The bacteria grown in heavy nitrogen were then transferred to growth medium containing ¹⁴ N for one round of replication. This lighter isotope would incorporate into any newly synthesized DNA. If semiconservative replication occurred, then each DNA molecule after replication would contain heavy nitrogen and light nitrogen, and would therefore have a density intermediate between the two. Conservative replication would produce one DNA molecule containing heavy nitrogen and one molecule containing light nitrogen, so there would be two different densities. Dispersive replication would produce a single intermediate density, just like semiconservative.

The observed density of the DNA after one round of replication was intermediate. Replication was therefore either semiconservative or dispersive. These possibilities could be distinguished after a second round of replication. After two rounds, semiconservative replication would produce two DNA molecules containing only light nitrogen, and two DNA molecules containing one light strand and one heavy strand.
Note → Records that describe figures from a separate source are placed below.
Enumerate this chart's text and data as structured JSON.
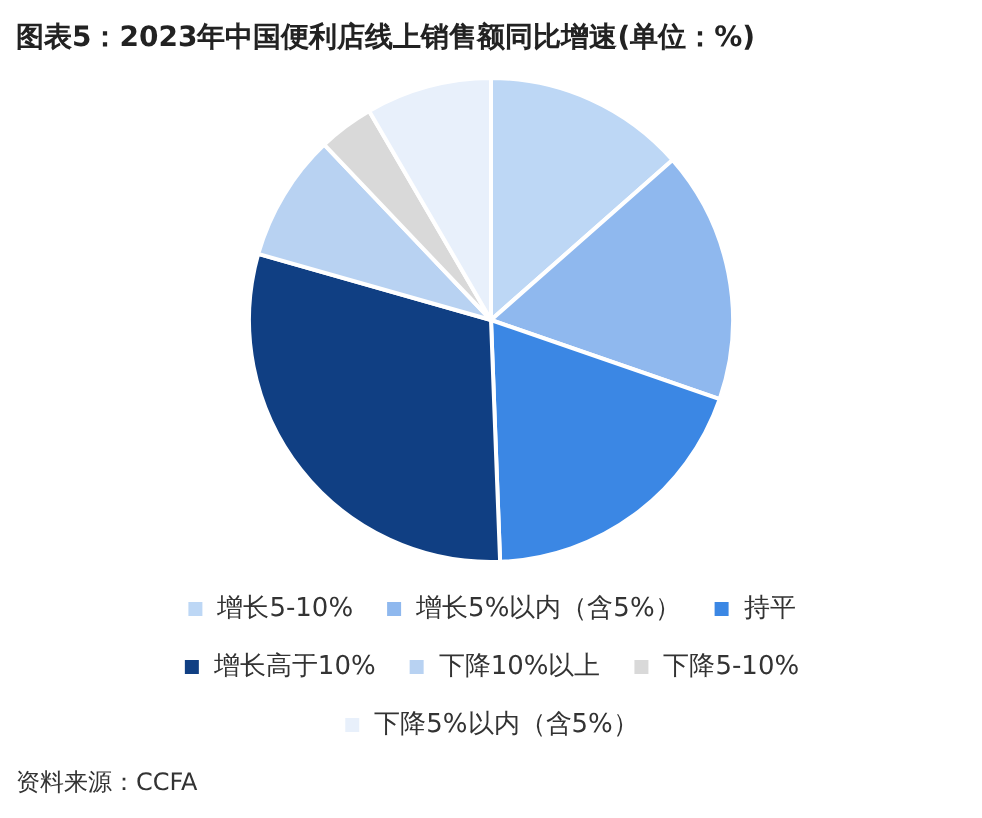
{
  "chart_data": {
    "type": "pie",
    "title": "图表5：2023年中国便利店线上销售额同比增速(单位：%)",
    "categories": [
      "增长5-10%",
      "增长5%以内（含5%）",
      "持平",
      "增长高于10%",
      "下降10%以上",
      "下降5-10%",
      "下降5%以内（含5%）"
    ],
    "values": [
      13.5,
      16.8,
      19.1,
      30.0,
      8.5,
      3.7,
      8.4
    ],
    "colors": [
      "#bdd7f5",
      "#8fb8ee",
      "#3b87e4",
      "#103f83",
      "#b8d2f2",
      "#d9d9d9",
      "#e8f0fb"
    ],
    "legend": "bottom",
    "annotations": [
      "资料来源：CCFA"
    ]
  }
}
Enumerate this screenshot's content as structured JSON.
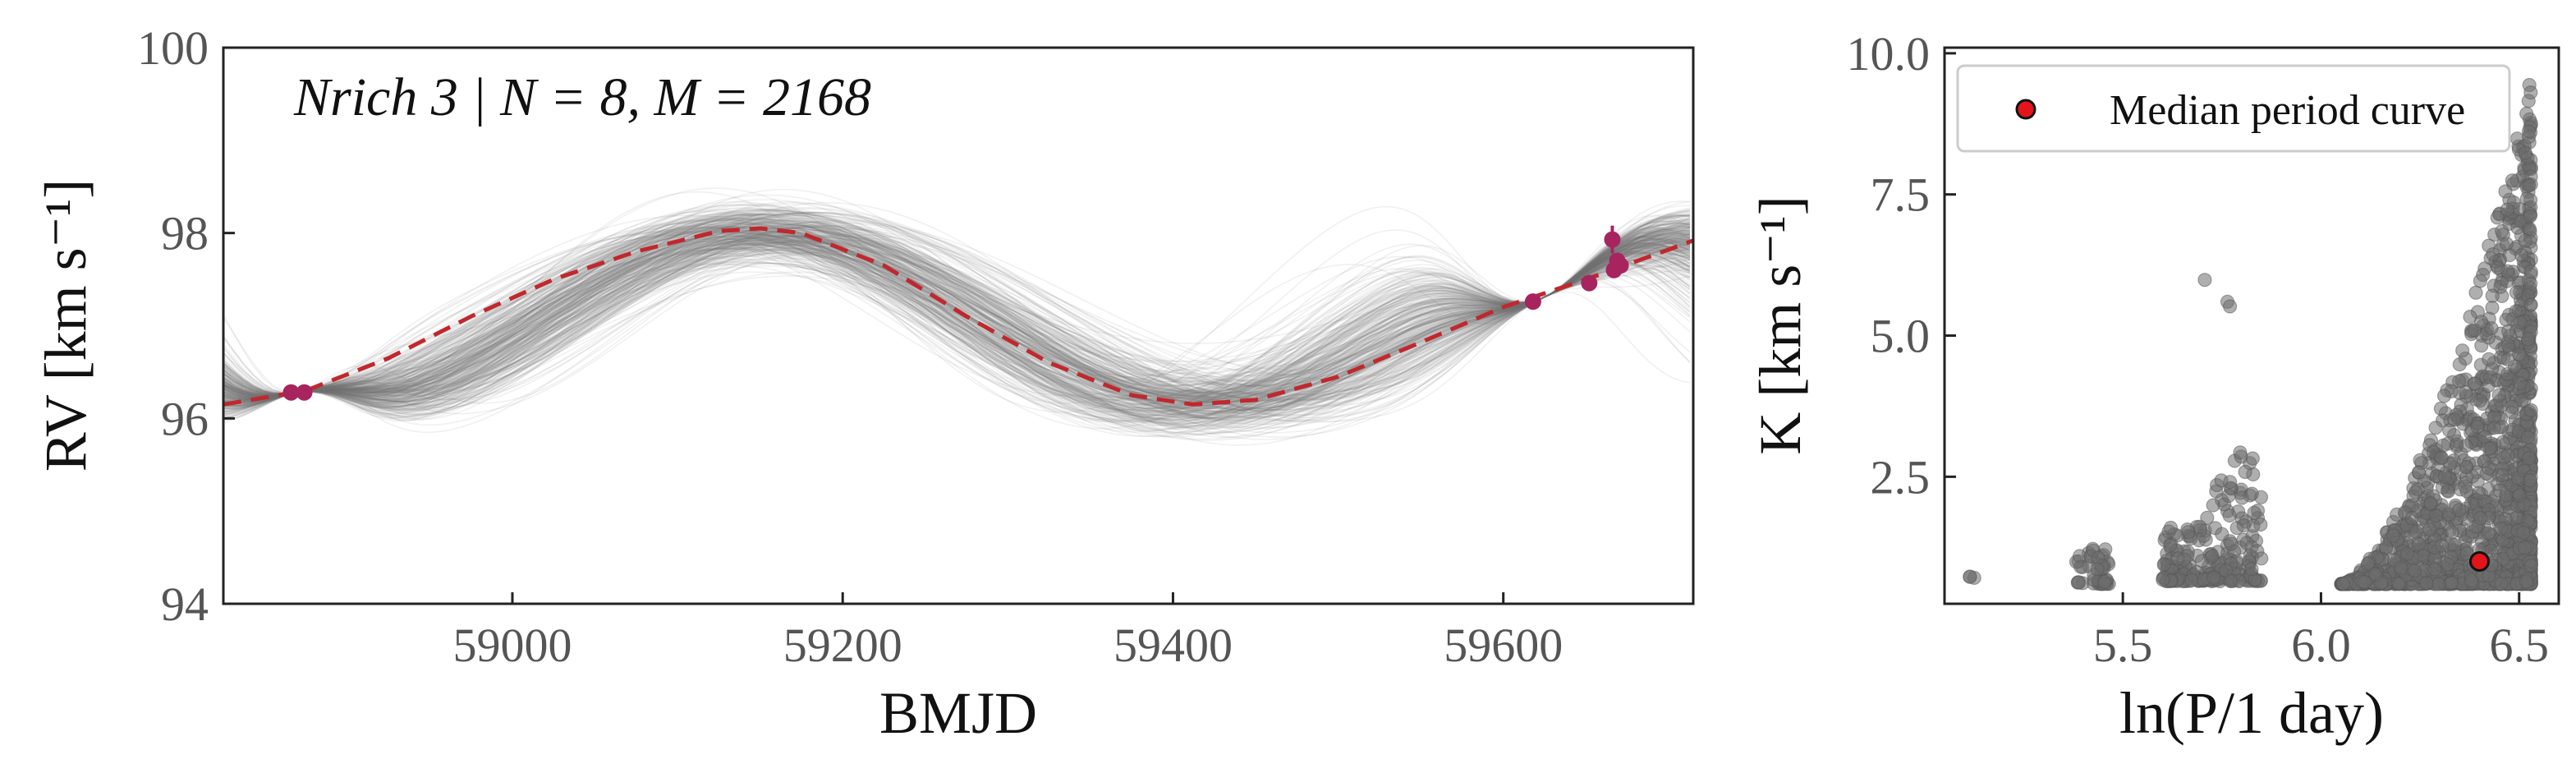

Therefore there would be two different densities: light and intermediate. Two rounds of dispersive replication would produce four DNA molecules, each of which would contain mostly light nitrogen and some heavy nitrogen. There would be a single density (we'll call it 'slightly heavy'). When density of the DNA was measured after two rounds, two densities were observed: light and intermediate, indicating that DNA replication is semiconservative, and not dispersive or conservative.